BM: İsrail'in Refah'a saldırısı yardım programlarımızın tabutuna son çiviyi çakacak

İsrail'in 143 gündür saldırılarını sürdürdüğü Gazze'de can kaybı 29 bin 782'ye çıktı (AA)
İsrail'in 143 gündür saldırılarını sürdürdüğü Gazze'de can kaybı 29 bin 782'ye çıktı (AA)

BM İnsan Hakları Konseyinin 55. Oturumu'nun açılışında konuşan Guterres, hiçbir şeyin Hamas'ın 7 Ekim 2023'teki İsrail'e yönelik saldırılarını haklı göstermeyeceğini belirtti.

Guterres, hiçbir şeyin Filistin halkının toplu cezalandırılmasını da haklı gösteremeyeceğini vurgulayarak, görev süresi boyunca ilk kez Gazze'de kan dökülmesini durdurmak ve gerilimin tırmanmasını önlemek amacıyla BM Güvenlik Konseyine (BMGK) ateşkes içeren 99. maddeyi hatırlatan mektup gönderdiğini ancak bunun yeterli olmadığını dile getirdi.

Uluslararası insancıl hukukun saldırı altında bulunduğuna dikkati çeken Guterres, şunları söyledi:

Gazze'de aralarında kadın ve çocukların da bulunduğu on binlerce sivil öldürüldü. İnsani yardım hala tamamen yetersiz.

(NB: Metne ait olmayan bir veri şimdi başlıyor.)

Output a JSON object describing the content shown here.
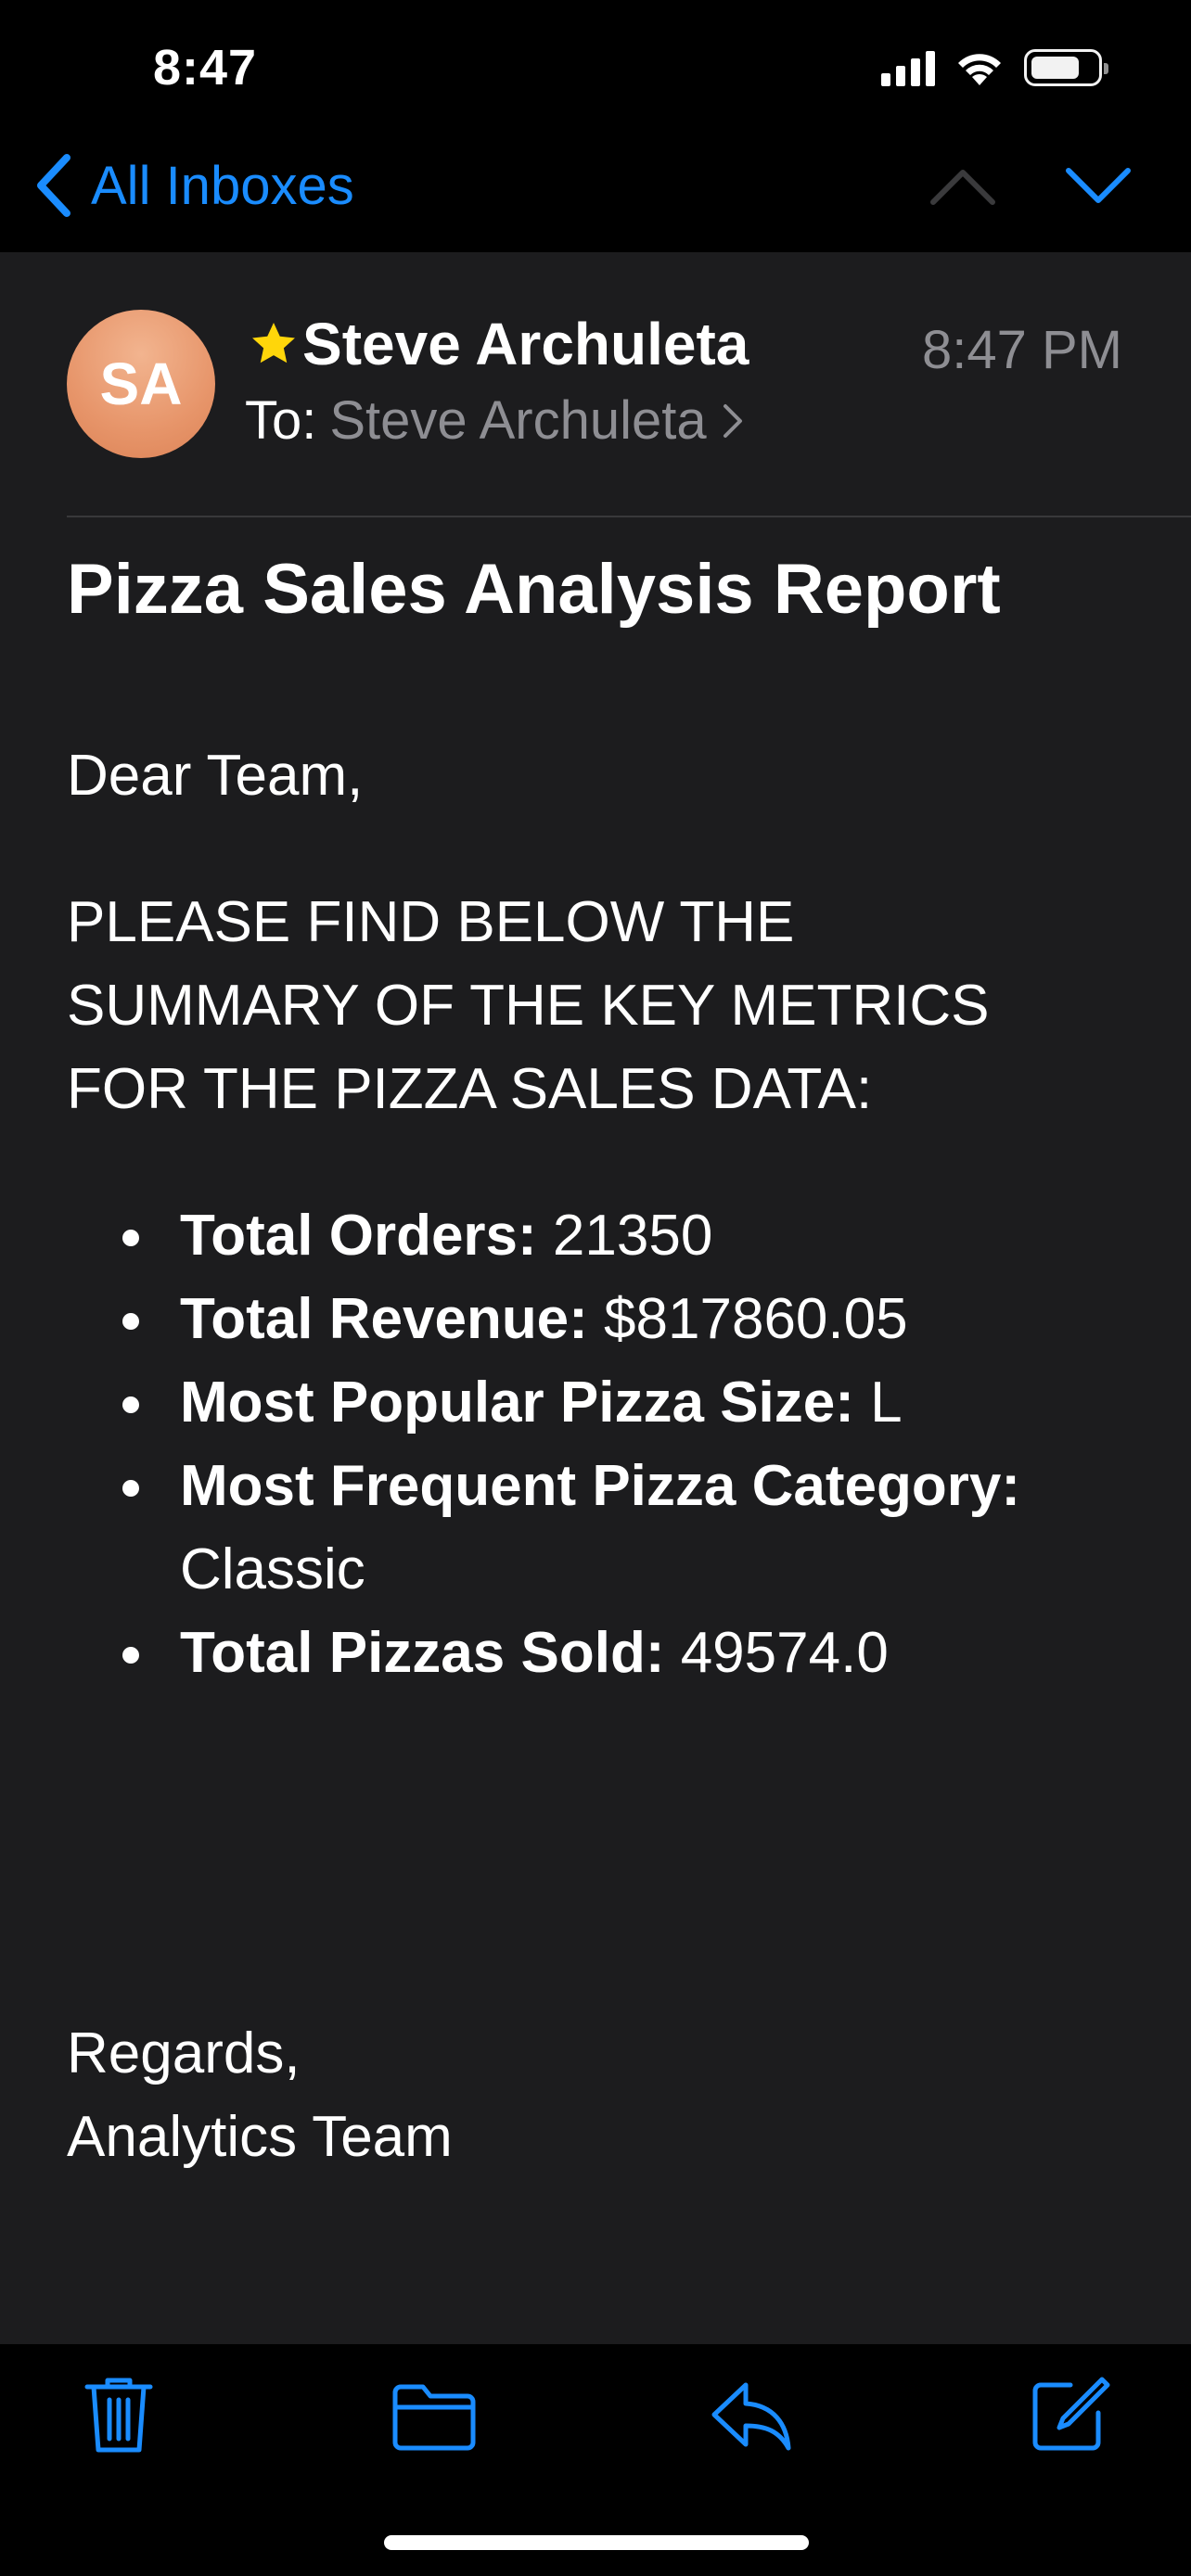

Refah kenti, insani yardım operasyonunun temelini oluşturuyor ve Birleşmiş Milletler Yakın Doğu'daki Filistinli Mültecilere Yardım ve Bayındırlık Ajansı (UNRWA) da bu çabanın omurgasını oluşturuyor. İsrail'in Refah'a saldırısı, sadece oradaki bir milyondan fazla Filistinli sivil için dehşet verici olmakla kalmayacak, yardım programlarımızın tabutuna son çiviyi çakacak.

Guterres, insani ateşkesin yanı sıra tüm rehinelerin derhal ve koşulsuz serbest bırakılması çağrısını yineledi.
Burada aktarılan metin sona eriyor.